In Dubai, Tony Haddad, the multimedia manager of Virgin Megastores in Burjuman Mall, said that in 90 minutes the store had sold 10 copies of the album plus all its copies of Thriller and The Essential Michael Jackson. A handful of DVDS and several posters were also purchased as soon as the store opened on Friday morning. Yesterday Mr Haddad was expecting a delivery of 50 albums to fly off the shelves. "Everyone wants a copy of his album because now that he has died he will become even more of a legend," he said.
"We've already had 25 orders for his Essentials album and we haven't stopped playing it in store since we heard about his death on Friday morning." In the capital, the Virgin Megastores in Abu Dhabi Mall sold 25 albums and four DVDs. Severe Teralta, the music department manager, said that her customers were "in mourning". "Everyone is really sad," she said. "Of course musicians die all the time but we've never had this reaction before.
"When Pavarotti died two years ago it was not the same, but Michael Jackson is Michael Jackson; everyone loved him." Last night, meanwhile, fans gathering for the tribute event at the Méridien Mina Seyahi spoke of their feelings. Nadja Issa, 39, a choreographer who credits Jackson for both personal and professional inspiration, said his death had left "a huge impression" on her. She said that at the event she hoped to be able to dance some of his famous moves as a way of remembrance.
Vasko Ivanov, 27, a Dubai-based composer, said Jackson's death would be a huge loss to the music industry. "As a composer it is easier for me than most to see the influence [he] had on music all over the world. "About eight per cent of Justin Timberlake's work, for example, is directly taken from Jackson. The way he pitches his voice, the way he implements his melodies, the way he dances and even the dedication of the sound to the beats."

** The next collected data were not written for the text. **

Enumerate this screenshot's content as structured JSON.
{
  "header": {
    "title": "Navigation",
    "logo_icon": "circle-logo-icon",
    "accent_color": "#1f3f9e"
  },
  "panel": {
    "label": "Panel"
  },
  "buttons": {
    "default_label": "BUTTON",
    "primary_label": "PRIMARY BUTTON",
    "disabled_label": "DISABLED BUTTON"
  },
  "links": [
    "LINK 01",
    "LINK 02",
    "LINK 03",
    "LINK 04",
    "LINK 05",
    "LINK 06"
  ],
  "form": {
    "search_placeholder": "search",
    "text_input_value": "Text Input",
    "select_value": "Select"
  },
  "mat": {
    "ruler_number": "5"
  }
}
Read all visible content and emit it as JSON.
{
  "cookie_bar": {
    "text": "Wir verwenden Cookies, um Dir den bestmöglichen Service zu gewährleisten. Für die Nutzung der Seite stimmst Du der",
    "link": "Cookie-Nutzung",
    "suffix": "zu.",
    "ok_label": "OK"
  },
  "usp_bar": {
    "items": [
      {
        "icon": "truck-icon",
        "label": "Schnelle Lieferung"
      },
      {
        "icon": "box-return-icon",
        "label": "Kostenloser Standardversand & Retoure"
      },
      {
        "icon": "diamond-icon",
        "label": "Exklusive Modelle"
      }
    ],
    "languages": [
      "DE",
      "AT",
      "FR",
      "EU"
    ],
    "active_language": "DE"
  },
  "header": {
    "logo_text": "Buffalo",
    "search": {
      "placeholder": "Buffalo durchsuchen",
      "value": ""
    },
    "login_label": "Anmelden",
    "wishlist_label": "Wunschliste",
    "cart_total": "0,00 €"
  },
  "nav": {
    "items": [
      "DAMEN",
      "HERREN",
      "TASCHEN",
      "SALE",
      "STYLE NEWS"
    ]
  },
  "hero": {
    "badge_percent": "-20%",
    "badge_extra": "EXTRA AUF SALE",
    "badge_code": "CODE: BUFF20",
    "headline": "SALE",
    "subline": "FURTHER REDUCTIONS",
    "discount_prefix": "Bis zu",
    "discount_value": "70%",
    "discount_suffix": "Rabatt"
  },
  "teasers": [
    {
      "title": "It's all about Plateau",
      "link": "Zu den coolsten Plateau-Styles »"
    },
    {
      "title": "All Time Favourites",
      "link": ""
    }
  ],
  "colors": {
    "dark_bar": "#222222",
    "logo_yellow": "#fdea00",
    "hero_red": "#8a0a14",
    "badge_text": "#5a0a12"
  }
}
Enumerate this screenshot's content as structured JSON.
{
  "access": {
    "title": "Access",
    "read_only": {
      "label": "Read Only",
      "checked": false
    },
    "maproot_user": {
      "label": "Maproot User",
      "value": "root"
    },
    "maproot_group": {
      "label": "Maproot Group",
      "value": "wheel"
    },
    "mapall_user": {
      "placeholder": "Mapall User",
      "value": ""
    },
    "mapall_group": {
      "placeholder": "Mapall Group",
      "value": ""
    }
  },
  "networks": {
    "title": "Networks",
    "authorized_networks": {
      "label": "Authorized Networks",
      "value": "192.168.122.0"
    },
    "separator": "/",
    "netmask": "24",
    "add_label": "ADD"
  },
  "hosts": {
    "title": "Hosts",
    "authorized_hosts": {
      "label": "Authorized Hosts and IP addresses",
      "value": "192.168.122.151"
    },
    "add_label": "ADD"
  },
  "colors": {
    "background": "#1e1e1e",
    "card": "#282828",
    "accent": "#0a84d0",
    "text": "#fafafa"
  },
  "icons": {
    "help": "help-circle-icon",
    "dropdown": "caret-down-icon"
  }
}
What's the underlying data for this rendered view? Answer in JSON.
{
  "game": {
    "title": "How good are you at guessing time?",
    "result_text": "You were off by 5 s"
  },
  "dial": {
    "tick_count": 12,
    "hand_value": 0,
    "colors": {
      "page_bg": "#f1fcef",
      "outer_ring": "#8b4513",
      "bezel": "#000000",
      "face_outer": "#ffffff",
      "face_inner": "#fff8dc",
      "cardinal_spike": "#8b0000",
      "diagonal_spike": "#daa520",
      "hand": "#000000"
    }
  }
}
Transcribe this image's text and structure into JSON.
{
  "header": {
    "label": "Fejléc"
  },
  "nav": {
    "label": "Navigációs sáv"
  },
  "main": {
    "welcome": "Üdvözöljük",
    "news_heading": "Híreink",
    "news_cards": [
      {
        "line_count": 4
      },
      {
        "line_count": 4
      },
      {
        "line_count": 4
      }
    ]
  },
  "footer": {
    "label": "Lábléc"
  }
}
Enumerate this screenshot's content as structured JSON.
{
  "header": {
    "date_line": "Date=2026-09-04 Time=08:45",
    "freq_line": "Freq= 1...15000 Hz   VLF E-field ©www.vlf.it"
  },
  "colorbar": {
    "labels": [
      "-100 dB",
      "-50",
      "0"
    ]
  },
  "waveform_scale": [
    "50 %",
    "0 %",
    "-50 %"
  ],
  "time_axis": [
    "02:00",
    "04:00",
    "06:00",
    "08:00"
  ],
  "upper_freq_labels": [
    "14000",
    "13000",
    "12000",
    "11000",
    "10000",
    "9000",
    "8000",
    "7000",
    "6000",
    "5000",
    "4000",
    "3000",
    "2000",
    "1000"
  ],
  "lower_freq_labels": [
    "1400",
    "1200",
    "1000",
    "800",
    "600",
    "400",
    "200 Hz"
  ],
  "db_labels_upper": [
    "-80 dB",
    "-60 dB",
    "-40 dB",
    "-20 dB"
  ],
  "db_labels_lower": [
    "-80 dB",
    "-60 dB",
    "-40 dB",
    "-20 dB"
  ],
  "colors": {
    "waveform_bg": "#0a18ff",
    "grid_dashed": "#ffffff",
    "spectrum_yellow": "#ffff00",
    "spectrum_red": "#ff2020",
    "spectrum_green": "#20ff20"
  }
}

Mr Ivanov said that his colleagues and friends in the music industry in the UAE were all affected by Jackson's death. "I would consider myself a fan but not a fanatic," he said. "I greatly admired his professional work and I had collected some of his rare recordings." The most ironic thing about Jackson's death was the timing, Mr Ivanov added. The star had been due to perform 50 live concerts in a comeback tour called This Is It starting on July 13 in London's O2 arena.
"He would have knocked everyone out with his tour and new album. He'd been out of the studio for 10 years, so his hunger to create music would have grown immensely." Joe Hanna, 30, a dance teacher in Abu Dhabi, bought his ticket for Jackson's concert in London two months ago. He paid £132 (US$218, Dh800) for it. "I've been a fan all my life; I was raised with him," said Mr Hanna. "He was my sole inspiration to become a dance teacher and it was always my dream to see him perform live. I've never felt sad about someone dying before but now I feel there is something missing.